Im Dezember fanden nicht mehr alle Flüchtlinge einen Platz in einem Empfangszentrum des Bundes. Keystone

In der Schweiz haben Fälle Staub aufgewirbelt, in denen Asylsuchende kalte Winternächte im Freien, bei der Heilsarmee oder bei Privaten verbringen mussten. Sie waren nicht mehr in ihre Unterkünfte eingelassen worden, weil diese schon voll besetzt waren.

Kurz vor Weihnachten musste das Empfangszentrum in der Stadt Basel rund 20 Personen wegschicken, die dort übernachten wollten. Dies berichtete das Schweizer Fernsehen. Das Haus, eigentlich für 320 Plätze gedacht,  beherbergte bereits 500 Personen.

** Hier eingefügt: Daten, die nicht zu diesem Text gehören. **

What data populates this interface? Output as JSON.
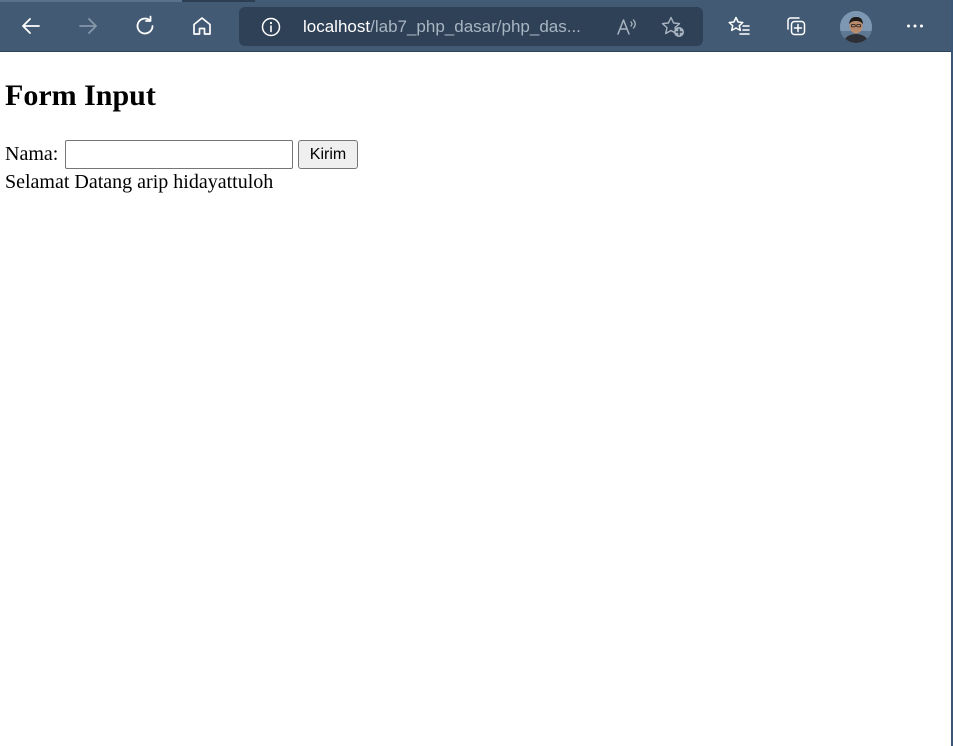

Abgewiesen wurden Asylsuchende auch in den Kantonen Waadt und Tessin. Die Ereignisse stehen nicht nur für eine umstrittene Praxis ausgerechnet in der Weihnachtszeit. Sie zeigen auch, dass an Unterkünften für Asylsuchende landesweit akuter Mangel herrscht.

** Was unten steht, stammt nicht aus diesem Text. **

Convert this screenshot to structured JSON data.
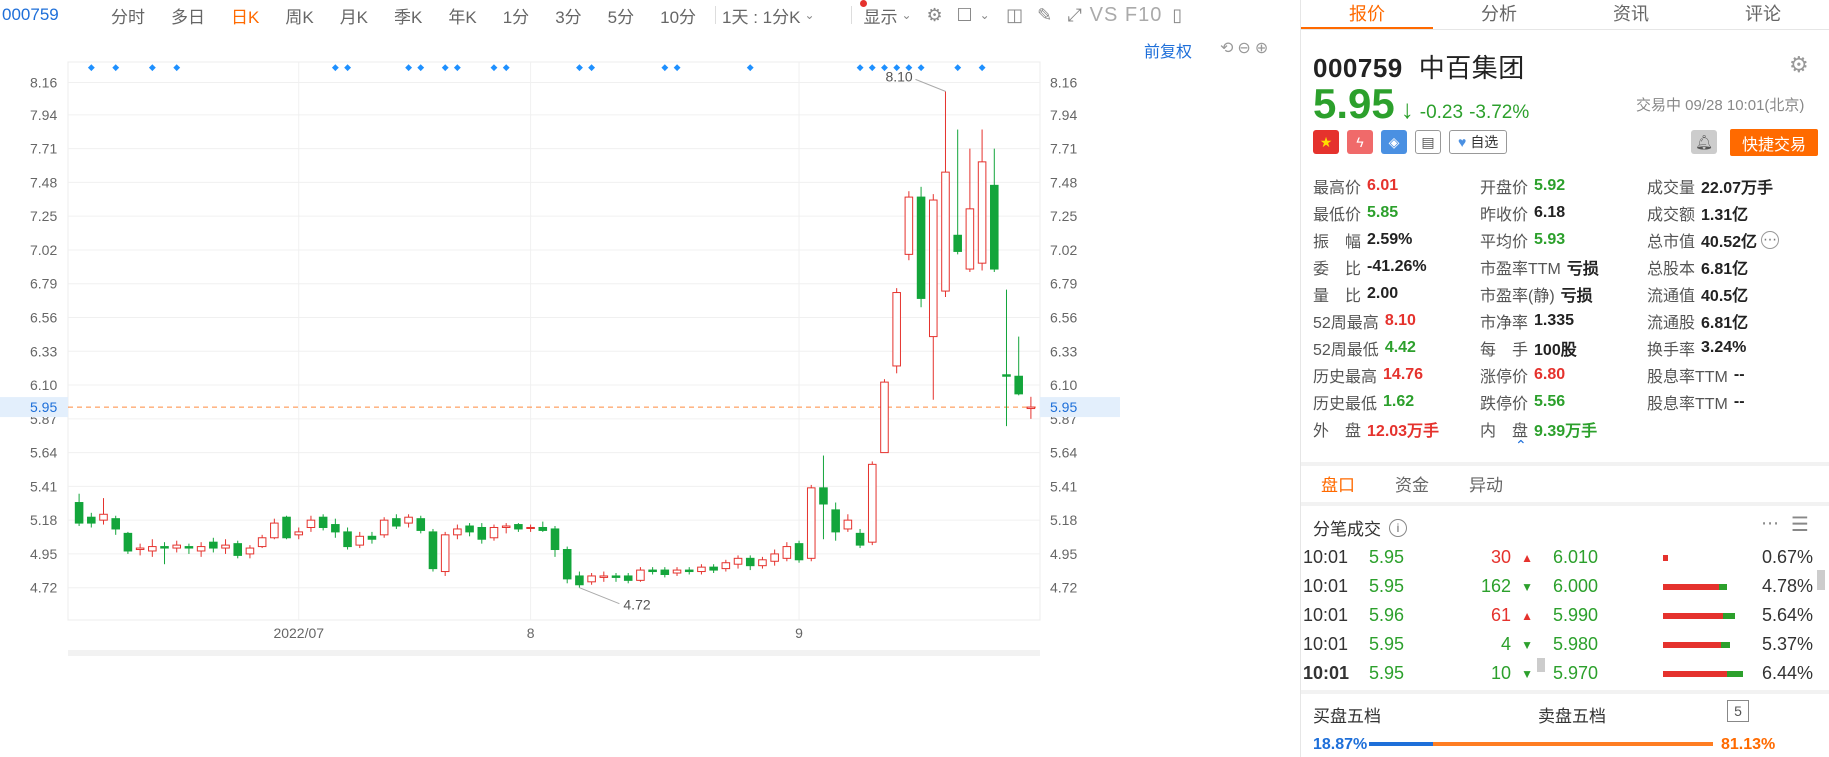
{
  "toolbar": {
    "code": "000759",
    "periods": [
      "分时",
      "多日",
      "日K",
      "周K",
      "月K",
      "季K",
      "年K",
      "1分",
      "3分",
      "5分",
      "10分"
    ],
    "active_period": "日K",
    "multi_period_select": "1天 : 1分K",
    "display_label": "显示",
    "f10_label": "VS F10"
  },
  "chart_header": {
    "adjust_label": "前复权"
  },
  "chart_data": {
    "type": "candlestick",
    "y_ticks": [
      "8.16",
      "7.94",
      "7.71",
      "7.48",
      "7.25",
      "7.02",
      "6.79",
      "6.56",
      "6.33",
      "6.10",
      "5.87",
      "5.64",
      "5.41",
      "5.18",
      "4.95",
      "4.72"
    ],
    "ylim": [
      4.5,
      8.3
    ],
    "x_labels": [
      {
        "label": "2022/07",
        "index": 18
      },
      {
        "label": "8",
        "index": 37
      },
      {
        "label": "9",
        "index": 59
      }
    ],
    "current_price": "5.95",
    "max_label": "8.10",
    "min_label": "4.72",
    "candles": [
      [
        5.3,
        5.16,
        5.36,
        5.14
      ],
      [
        5.2,
        5.16,
        5.23,
        5.13
      ],
      [
        5.18,
        5.22,
        5.33,
        5.15
      ],
      [
        5.19,
        5.12,
        5.21,
        5.08
      ],
      [
        5.09,
        4.97,
        5.1,
        4.95
      ],
      [
        4.98,
        4.99,
        5.02,
        4.94
      ],
      [
        4.97,
        5.0,
        5.05,
        4.93
      ],
      [
        5.0,
        4.99,
        5.03,
        4.88
      ],
      [
        4.99,
        5.01,
        5.04,
        4.96
      ],
      [
        5.0,
        4.99,
        5.02,
        4.95
      ],
      [
        4.97,
        5.0,
        5.03,
        4.93
      ],
      [
        5.03,
        4.99,
        5.06,
        4.96
      ],
      [
        4.99,
        5.01,
        5.05,
        4.95
      ],
      [
        5.02,
        4.94,
        5.04,
        4.92
      ],
      [
        4.95,
        4.99,
        5.01,
        4.92
      ],
      [
        5.0,
        5.06,
        5.08,
        4.99
      ],
      [
        5.06,
        5.16,
        5.19,
        5.05
      ],
      [
        5.2,
        5.06,
        5.21,
        5.05
      ],
      [
        5.08,
        5.1,
        5.13,
        5.05
      ],
      [
        5.13,
        5.18,
        5.21,
        5.1
      ],
      [
        5.2,
        5.13,
        5.22,
        5.11
      ],
      [
        5.15,
        5.1,
        5.19,
        5.06
      ],
      [
        5.1,
        5.0,
        5.13,
        4.98
      ],
      [
        5.01,
        5.07,
        5.1,
        4.99
      ],
      [
        5.07,
        5.05,
        5.1,
        5.02
      ],
      [
        5.08,
        5.18,
        5.2,
        5.06
      ],
      [
        5.19,
        5.14,
        5.22,
        5.12
      ],
      [
        5.16,
        5.2,
        5.22,
        5.13
      ],
      [
        5.19,
        5.11,
        5.21,
        5.09
      ],
      [
        5.1,
        4.85,
        5.12,
        4.83
      ],
      [
        4.83,
        5.08,
        5.1,
        4.8
      ],
      [
        5.08,
        5.12,
        5.15,
        5.05
      ],
      [
        5.14,
        5.1,
        5.16,
        5.07
      ],
      [
        5.13,
        5.05,
        5.16,
        5.02
      ],
      [
        5.06,
        5.13,
        5.15,
        5.04
      ],
      [
        5.13,
        5.14,
        5.16,
        5.09
      ],
      [
        5.15,
        5.12,
        5.16,
        5.1
      ],
      [
        5.13,
        5.13,
        5.15,
        5.1
      ],
      [
        5.13,
        5.11,
        5.17,
        5.1
      ],
      [
        5.12,
        4.98,
        5.14,
        4.93
      ],
      [
        4.98,
        4.78,
        5.0,
        4.75
      ],
      [
        4.8,
        4.74,
        4.83,
        4.72
      ],
      [
        4.76,
        4.8,
        4.82,
        4.74
      ],
      [
        4.79,
        4.8,
        4.83,
        4.76
      ],
      [
        4.8,
        4.79,
        4.82,
        4.76
      ],
      [
        4.8,
        4.77,
        4.82,
        4.75
      ],
      [
        4.77,
        4.84,
        4.86,
        4.76
      ],
      [
        4.84,
        4.83,
        4.86,
        4.81
      ],
      [
        4.84,
        4.81,
        4.86,
        4.79
      ],
      [
        4.82,
        4.84,
        4.86,
        4.8
      ],
      [
        4.84,
        4.83,
        4.86,
        4.81
      ],
      [
        4.83,
        4.86,
        4.88,
        4.81
      ],
      [
        4.86,
        4.84,
        4.88,
        4.82
      ],
      [
        4.85,
        4.89,
        4.91,
        4.83
      ],
      [
        4.88,
        4.92,
        4.94,
        4.85
      ],
      [
        4.92,
        4.87,
        4.94,
        4.84
      ],
      [
        4.87,
        4.91,
        4.93,
        4.85
      ],
      [
        4.9,
        4.95,
        4.98,
        4.87
      ],
      [
        4.92,
        5.0,
        5.03,
        4.9
      ],
      [
        5.02,
        4.91,
        5.04,
        4.89
      ],
      [
        4.92,
        5.4,
        5.42,
        4.9
      ],
      [
        5.4,
        5.29,
        5.62,
        5.05
      ],
      [
        5.25,
        5.1,
        5.3,
        5.04
      ],
      [
        5.12,
        5.18,
        5.22,
        5.1
      ],
      [
        5.09,
        5.01,
        5.12,
        4.99
      ],
      [
        5.03,
        5.56,
        5.58,
        5.01
      ],
      [
        5.64,
        6.12,
        6.14,
        5.64
      ],
      [
        6.23,
        6.73,
        6.76,
        6.18
      ],
      [
        6.99,
        7.38,
        7.42,
        6.95
      ],
      [
        7.38,
        6.69,
        7.45,
        6.63
      ],
      [
        6.43,
        7.36,
        7.4,
        6.0
      ],
      [
        6.74,
        7.55,
        8.1,
        6.7
      ],
      [
        7.12,
        7.01,
        7.84,
        6.99
      ],
      [
        6.89,
        7.3,
        7.71,
        6.87
      ],
      [
        6.93,
        7.62,
        7.84,
        6.88
      ],
      [
        7.46,
        6.89,
        7.71,
        6.87
      ],
      [
        6.17,
        6.16,
        6.75,
        5.82
      ],
      [
        6.16,
        6.04,
        6.43,
        6.03
      ],
      [
        5.94,
        5.95,
        6.02,
        5.87
      ]
    ],
    "event_markers": [
      "◆",
      "◆",
      "◆",
      "◆",
      "◆",
      "◆",
      "◆",
      "◆",
      "◆",
      "◆",
      "◆",
      "◆",
      "◆",
      "◆",
      "◆",
      "◆",
      "◆",
      "◆",
      "◆",
      "◆",
      "◆",
      "◆",
      "◆",
      "◆",
      "◆"
    ],
    "colors": {
      "up": "#e5322d",
      "down": "#13a53b",
      "price_line": "#ff8a3d",
      "marker": "#1e90ff"
    }
  },
  "panel": {
    "tabs": [
      "报价",
      "分析",
      "资讯",
      "评论"
    ],
    "active_tab": "报价",
    "stock_code": "000759",
    "stock_name": "中百集团",
    "price": "5.95",
    "change": "-0.23",
    "change_pct": "-3.72%",
    "trade_status": "交易中 09/28 10:01(北京)",
    "watch_label": "自选",
    "fast_trade_label": "快捷交易",
    "stats": [
      {
        "k": "最高价",
        "v": "6.01",
        "c": "red"
      },
      {
        "k": "开盘价",
        "v": "5.92",
        "c": "green"
      },
      {
        "k": "成交量",
        "v": "22.07万手",
        "c": ""
      },
      {
        "k": "最低价",
        "v": "5.85",
        "c": "green"
      },
      {
        "k": "昨收价",
        "v": "6.18",
        "c": ""
      },
      {
        "k": "成交额",
        "v": "1.31亿",
        "c": ""
      },
      {
        "k": "振　幅",
        "v": "2.59%",
        "c": ""
      },
      {
        "k": "平均价",
        "v": "5.93",
        "c": "green"
      },
      {
        "k": "总市值",
        "v": "40.52亿",
        "c": ""
      },
      {
        "k": "委　比",
        "v": "-41.26%",
        "c": ""
      },
      {
        "k": "市盈率TTM",
        "v": "亏损",
        "c": ""
      },
      {
        "k": "总股本",
        "v": "6.81亿",
        "c": ""
      },
      {
        "k": "量　比",
        "v": "2.00",
        "c": ""
      },
      {
        "k": "市盈率(静)",
        "v": "亏损",
        "c": ""
      },
      {
        "k": "流通值",
        "v": "40.5亿",
        "c": ""
      },
      {
        "k": "52周最高",
        "v": "8.10",
        "c": "red"
      },
      {
        "k": "市净率",
        "v": "1.335",
        "c": ""
      },
      {
        "k": "流通股",
        "v": "6.81亿",
        "c": ""
      },
      {
        "k": "52周最低",
        "v": "4.42",
        "c": "green"
      },
      {
        "k": "每　手",
        "v": "100股",
        "c": ""
      },
      {
        "k": "换手率",
        "v": "3.24%",
        "c": ""
      },
      {
        "k": "历史最高",
        "v": "14.76",
        "c": "red"
      },
      {
        "k": "涨停价",
        "v": "6.80",
        "c": "red"
      },
      {
        "k": "股息率TTM",
        "v": "--",
        "c": ""
      },
      {
        "k": "历史最低",
        "v": "1.62",
        "c": "green"
      },
      {
        "k": "跌停价",
        "v": "5.56",
        "c": "green"
      },
      {
        "k": "股息率TTM",
        "v": "--",
        "c": ""
      },
      {
        "k": "外　盘",
        "v": "12.03万手",
        "c": "red"
      },
      {
        "k": "内　盘",
        "v": "9.39万手",
        "c": "green"
      }
    ],
    "sub_tabs": [
      "盘口",
      "资金",
      "异动"
    ],
    "active_sub_tab": "盘口",
    "tick_title": "分笔成交",
    "ticks": [
      {
        "t": "10:01",
        "p": "5.95",
        "vol": "30",
        "dir": "up"
      },
      {
        "t": "10:01",
        "p": "5.95",
        "vol": "162",
        "dir": "down"
      },
      {
        "t": "10:01",
        "p": "5.96",
        "vol": "61",
        "dir": "up"
      },
      {
        "t": "10:01",
        "p": "5.95",
        "vol": "4",
        "dir": "down"
      },
      {
        "t": "10:01",
        "p": "5.95",
        "vol": "10",
        "dir": "down"
      }
    ],
    "depth": [
      {
        "p": "6.010",
        "red": 0.06,
        "green": 0.0,
        "pct": "0.67%"
      },
      {
        "p": "6.000",
        "red": 0.7,
        "green": 0.1,
        "pct": "4.78%"
      },
      {
        "p": "5.990",
        "red": 0.75,
        "green": 0.15,
        "pct": "5.64%"
      },
      {
        "p": "5.980",
        "red": 0.72,
        "green": 0.12,
        "pct": "5.37%"
      },
      {
        "p": "5.970",
        "red": 0.8,
        "green": 0.2,
        "pct": "6.44%"
      }
    ],
    "buy5_label": "买盘五档",
    "sell5_label": "卖盘五档",
    "five_count": "5",
    "buy_ratio": "18.87%",
    "sell_ratio": "81.13%"
  }
}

Als Folge haben Parlamentarier die Regierung zum Handeln aufgerufen. Die Schweizerische Flüchtlingshilfe ihrerseits appellierte an den Bundesrat, die Kantone an deren Mitarbeit zu erinnern.

Basler Mitarbeiter der Heilsarmee, die fünf Abgewiesene aufnahm, zeigten sich schockiert, dass Menschen sich selbst und der Kälte überlassen worden waren und Private helfend eingreifen mussten.

Private Soforthilfe

Zu diesen gehört Anni Lanz, die sich bei der Organisation Solidarité sans Frontières auch für Asylsuchende engagiert. Sie quartierte kurzerhand eine Familie bei sich zuhause ein, da diese sonst draussen hätte übernachten müssen. Erst am nächsten Tag wurde ihnen wieder Einlass gewährt.

Im Empfangszentrum Vallorbe mussten rund 15 Männer abgewiesen werden. Immerhin hätte niemand die Nacht im Freien verbringen müssen, berichtete der Leiter der Asylunterkunft.

Rasch und unbürokratisch 

Sämtliche fünf Erstaufnahmezentren in der Schweiz sind momentan überfüllt. Bis Ende November verzeichnete der Bund rund 20’000 Asylgesuche, das sind 5000 mehr als im ganzen 2010. Michael Glauser vom Bundesamt für Migration bezeichnete die Situation denn auch als schwierig, «insbesondere im Winter, wenn es kalt ist». Er lobte aber die Kantone Basel und Tessin für die «raschen und unbürokratischen» Lösungen des Problems.

In Pratteln wurde temporär eine Zivilschutzanlage geöffnet, die 100 Asylsuchende aus Basel aufnehmen kann. In Chiasso im Tessin wurde eine Unterkunft gefunden, die ab Samstag 40 Personen Platz bietet.

«Problematisch» und «traumatisch» 

Bei der Schweizerischen Flüchtlingshilfe wird zwar eingeräumt, dass Zivilschutzanlagen zur Unterbringung von Asylsuchenden eine vorübergehende Lösung darstellen könnten. Die Organisation warnt aber, dass dies für einige wegen des fehlenden Tageslichts «problematisch» oder gar «traumatisch» sein könne. Menschen, die sich des Nachts unter Tag aufhielten, müssten tagsüber beschäftigt und betreut werden.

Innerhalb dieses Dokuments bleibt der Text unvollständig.